Paul Wayland BARTLETT

Très tôt formé par son père, lui-même sculpteur, il commence ses études à Boston, avant de les poursuivre à Paris sous la direction de Frémiet au Muséum d’Histoire Naturelle et à l’ENSBA, dans l’atelier de Cavelier.

Il débute au Salon de 1876 où il expose un groupe en bronze, Episode de la guerre, aux Etats Unis (cat. 3066). Au Salon National des Beaux-Arts en 1892, il présente un Buste de M. B. (sa grand-mère, cat. 448) en marbre, ainsi qu’un bronze Lionceau rongeant un os de cheval (cat 1449).

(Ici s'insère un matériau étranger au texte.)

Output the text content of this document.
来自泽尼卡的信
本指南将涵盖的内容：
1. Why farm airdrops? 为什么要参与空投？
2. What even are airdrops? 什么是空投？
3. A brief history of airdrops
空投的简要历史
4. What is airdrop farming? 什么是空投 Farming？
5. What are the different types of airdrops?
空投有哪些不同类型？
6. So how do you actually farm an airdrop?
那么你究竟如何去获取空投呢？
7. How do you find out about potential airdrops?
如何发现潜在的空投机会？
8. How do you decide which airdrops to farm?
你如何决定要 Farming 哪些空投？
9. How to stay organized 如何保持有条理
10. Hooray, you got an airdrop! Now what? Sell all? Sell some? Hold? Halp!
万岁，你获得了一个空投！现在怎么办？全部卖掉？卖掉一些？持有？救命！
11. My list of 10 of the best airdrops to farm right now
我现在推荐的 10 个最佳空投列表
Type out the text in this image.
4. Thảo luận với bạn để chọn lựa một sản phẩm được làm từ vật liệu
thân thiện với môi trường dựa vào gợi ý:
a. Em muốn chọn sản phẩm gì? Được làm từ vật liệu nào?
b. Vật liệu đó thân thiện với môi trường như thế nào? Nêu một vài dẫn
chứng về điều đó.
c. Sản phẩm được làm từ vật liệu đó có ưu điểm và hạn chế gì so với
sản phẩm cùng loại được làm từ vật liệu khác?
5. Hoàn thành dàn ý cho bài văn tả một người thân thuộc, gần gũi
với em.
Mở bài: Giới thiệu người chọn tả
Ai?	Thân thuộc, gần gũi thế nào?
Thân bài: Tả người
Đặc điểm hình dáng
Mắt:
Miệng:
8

Il se souvient particulièrement de l’œuvre de Frémiet, notamment son Dénicheur d’ours, lorsqu’il imagine son Dompteur d’Ours, au rapport de force inverse et dont une épreuve est aujourd’hui conservée au Metropolitan Museum[1]. De son apprentissage au Muséum, il garde une approche attentive de la bête, une anatomie parfaitement maitrisée, tout en conservant une grande sensibilité, en présentant toujours des animaux apaisés. Le modèle de l’Homme accroupie, imaginé vers 1896, révèle que l’artiste est sensible aux recherches artistiques de ses confrères, autour de l’expression et de la figuration des passions, notamment à travers les œuvres d’Auguste Rodin et de Camille Claudel. Extrêmement doué, il poursuivit toute sa vie une carrière de sculpteur de figures, comme d’animaux, en tous matériaux.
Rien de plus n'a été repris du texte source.